Yesterday, as I spent the entire day laying around sad and depressed, I was thinking about all of the things that I miss about my ex and it only made me more depressed. This morning, as I stepped out of the shower, I was reminded that there were some things I lost that I don’t miss. Here are some of those things.

The thought that triggered this idea: Sticky floors. He used a ton of hairspray and it made the bathroom floor so sticky, it was gross. And I was the one that always ended up mopping it up.

He had no friends but one, who was a total loser.

His total loser friend. He spent every Christmas and Thanksgiving with us, then bitched about the food I made.
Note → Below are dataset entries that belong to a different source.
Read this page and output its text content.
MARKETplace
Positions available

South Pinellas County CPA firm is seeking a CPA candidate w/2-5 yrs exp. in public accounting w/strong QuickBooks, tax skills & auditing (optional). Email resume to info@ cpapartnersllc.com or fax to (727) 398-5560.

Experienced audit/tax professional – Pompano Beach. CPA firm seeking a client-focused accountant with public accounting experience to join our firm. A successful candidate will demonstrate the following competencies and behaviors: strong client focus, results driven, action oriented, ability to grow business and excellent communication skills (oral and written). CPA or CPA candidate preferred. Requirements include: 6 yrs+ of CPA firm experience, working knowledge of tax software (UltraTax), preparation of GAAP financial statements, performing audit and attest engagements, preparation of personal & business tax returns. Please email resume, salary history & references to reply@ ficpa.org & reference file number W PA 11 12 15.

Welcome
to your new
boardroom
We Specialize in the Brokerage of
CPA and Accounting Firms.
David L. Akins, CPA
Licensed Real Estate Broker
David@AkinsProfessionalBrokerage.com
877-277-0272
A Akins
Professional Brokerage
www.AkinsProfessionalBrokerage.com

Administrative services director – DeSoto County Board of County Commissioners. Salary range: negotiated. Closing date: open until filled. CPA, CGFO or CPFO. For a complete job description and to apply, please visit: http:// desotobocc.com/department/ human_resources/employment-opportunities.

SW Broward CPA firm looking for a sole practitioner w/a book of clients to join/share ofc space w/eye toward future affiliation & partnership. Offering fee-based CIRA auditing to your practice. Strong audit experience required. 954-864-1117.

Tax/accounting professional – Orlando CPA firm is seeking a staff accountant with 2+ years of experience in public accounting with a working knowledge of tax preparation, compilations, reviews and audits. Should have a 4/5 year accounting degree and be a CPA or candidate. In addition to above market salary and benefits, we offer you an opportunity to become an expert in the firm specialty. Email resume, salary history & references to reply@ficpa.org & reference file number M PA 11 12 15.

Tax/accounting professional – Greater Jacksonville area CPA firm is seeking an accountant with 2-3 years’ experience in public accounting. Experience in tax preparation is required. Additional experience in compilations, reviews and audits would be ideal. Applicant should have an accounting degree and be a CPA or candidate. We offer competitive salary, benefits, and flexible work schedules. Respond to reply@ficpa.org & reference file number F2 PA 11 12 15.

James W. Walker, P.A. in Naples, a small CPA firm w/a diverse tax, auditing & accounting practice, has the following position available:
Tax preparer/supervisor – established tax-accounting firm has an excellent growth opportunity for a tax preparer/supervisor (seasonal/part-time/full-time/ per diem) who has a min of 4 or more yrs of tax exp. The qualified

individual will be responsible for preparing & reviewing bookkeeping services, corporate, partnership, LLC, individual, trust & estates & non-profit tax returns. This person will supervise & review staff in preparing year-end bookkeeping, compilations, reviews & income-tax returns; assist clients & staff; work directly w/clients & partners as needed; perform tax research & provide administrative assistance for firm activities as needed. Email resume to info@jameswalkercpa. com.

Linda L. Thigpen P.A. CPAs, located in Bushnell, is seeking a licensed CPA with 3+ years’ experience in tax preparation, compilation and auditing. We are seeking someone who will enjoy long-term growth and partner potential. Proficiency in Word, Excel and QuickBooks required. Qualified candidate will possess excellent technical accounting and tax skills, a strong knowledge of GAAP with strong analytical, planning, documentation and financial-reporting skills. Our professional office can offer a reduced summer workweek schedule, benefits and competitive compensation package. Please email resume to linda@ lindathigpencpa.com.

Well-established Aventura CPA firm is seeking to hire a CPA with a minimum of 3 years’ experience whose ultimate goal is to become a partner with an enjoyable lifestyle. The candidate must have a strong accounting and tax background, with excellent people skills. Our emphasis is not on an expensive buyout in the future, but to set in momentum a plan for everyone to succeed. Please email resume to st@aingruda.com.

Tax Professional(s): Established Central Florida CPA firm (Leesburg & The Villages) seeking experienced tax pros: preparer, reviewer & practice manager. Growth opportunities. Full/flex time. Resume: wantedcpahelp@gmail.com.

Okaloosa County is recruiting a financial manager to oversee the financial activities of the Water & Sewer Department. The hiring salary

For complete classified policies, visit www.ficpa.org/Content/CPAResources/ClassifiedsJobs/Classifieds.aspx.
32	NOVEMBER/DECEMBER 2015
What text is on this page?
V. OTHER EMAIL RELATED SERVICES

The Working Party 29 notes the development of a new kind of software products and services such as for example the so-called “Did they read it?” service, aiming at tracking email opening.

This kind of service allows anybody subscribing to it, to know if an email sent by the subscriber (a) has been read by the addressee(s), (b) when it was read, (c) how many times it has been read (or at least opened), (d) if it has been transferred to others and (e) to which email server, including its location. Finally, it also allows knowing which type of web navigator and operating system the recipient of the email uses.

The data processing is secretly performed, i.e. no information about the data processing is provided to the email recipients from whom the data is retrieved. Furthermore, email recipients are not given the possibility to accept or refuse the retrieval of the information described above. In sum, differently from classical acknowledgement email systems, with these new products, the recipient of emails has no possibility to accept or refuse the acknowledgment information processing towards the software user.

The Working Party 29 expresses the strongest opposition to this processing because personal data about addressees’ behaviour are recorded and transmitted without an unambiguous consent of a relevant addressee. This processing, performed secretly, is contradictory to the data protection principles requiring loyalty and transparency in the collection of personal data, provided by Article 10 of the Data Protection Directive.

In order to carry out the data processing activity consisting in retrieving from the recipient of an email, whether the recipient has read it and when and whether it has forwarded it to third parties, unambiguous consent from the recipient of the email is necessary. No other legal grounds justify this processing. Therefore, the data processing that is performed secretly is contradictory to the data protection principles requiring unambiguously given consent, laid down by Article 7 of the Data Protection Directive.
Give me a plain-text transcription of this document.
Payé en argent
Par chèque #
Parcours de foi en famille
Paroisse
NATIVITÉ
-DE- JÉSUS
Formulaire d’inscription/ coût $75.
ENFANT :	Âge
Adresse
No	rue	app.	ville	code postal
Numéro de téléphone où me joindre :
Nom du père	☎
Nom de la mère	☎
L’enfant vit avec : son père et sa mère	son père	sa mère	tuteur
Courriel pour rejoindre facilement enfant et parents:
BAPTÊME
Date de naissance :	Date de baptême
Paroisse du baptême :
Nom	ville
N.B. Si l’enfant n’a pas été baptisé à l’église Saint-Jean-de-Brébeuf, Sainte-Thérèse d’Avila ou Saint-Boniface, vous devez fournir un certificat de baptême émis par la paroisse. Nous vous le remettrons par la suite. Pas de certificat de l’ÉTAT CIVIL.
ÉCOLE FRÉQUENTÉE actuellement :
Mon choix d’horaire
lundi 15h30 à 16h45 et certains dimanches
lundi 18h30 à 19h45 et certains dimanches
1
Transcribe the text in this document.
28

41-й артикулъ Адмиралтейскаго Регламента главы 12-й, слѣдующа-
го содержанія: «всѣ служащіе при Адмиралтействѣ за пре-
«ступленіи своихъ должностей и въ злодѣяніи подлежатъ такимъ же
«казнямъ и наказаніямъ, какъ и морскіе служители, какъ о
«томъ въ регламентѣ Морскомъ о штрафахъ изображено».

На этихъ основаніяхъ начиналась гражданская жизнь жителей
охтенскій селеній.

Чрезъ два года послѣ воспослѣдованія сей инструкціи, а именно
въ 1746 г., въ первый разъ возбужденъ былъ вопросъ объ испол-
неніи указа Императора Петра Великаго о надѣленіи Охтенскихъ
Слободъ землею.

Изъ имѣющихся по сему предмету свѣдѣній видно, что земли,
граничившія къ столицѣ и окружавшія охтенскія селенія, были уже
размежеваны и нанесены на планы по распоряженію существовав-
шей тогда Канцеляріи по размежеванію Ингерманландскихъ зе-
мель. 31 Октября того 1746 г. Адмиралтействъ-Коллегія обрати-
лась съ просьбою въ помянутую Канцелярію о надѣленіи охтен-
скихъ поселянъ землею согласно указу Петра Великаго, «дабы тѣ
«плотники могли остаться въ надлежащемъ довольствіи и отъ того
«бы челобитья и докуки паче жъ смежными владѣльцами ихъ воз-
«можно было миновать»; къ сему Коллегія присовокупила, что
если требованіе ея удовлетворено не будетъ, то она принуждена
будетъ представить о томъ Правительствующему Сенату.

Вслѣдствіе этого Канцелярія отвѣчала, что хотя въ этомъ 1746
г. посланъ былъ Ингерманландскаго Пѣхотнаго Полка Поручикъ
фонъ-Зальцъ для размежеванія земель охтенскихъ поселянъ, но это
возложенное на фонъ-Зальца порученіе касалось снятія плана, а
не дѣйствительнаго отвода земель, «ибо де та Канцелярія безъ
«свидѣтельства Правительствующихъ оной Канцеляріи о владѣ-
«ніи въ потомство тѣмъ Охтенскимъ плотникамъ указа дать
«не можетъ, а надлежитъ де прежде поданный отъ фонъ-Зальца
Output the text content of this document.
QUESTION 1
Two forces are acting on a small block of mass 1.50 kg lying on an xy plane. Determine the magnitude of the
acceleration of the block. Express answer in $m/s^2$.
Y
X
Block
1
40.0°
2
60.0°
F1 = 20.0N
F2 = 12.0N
He made me feel bad that I had friends. I never spent any time with them because he made me feel guilty about it.

His freakish obession with his ears. He hated them, and not a day went by without hearing about it.

His maternal grandparents. They had nothing nice to say about anybody. I would love to be a fly on their living room wall now.

The way he obsessed about money. Paying bills was a dramatic day in our house, he complained every time, yet had no problems blowing money on stupid crap every week.

One of those things: baseball cards. He wasted ridiculous amounts of money on baseball cards.

The way he dried his hair with a space heater.

The nights he cooked anything other than steak (exception, my birthday last year).

The way he would say tactless things like, “boy, you’re putting on some weight there baby,” and it sounded more like an insult, rather than that he cared that I stayed in shape.

He made fun of me for being messy, but he wasn’t great about cleaning up after himself either.

I had to plan spending quality time with him around his writing, which generally ended up being that he would sit in the bedroom, staring at the computer for eight hours, and accomplishing nothing. Even though I supported his dream, it often meant that I took a back burner. I hated that.

He never came home with me to see my family.

He didn’t get why I would work so hard at a job I hated.

The way his cat chewed up my purses and scratched anything he got his claws on.

He liked that our dishes didn’t match, and our home decor had no theme.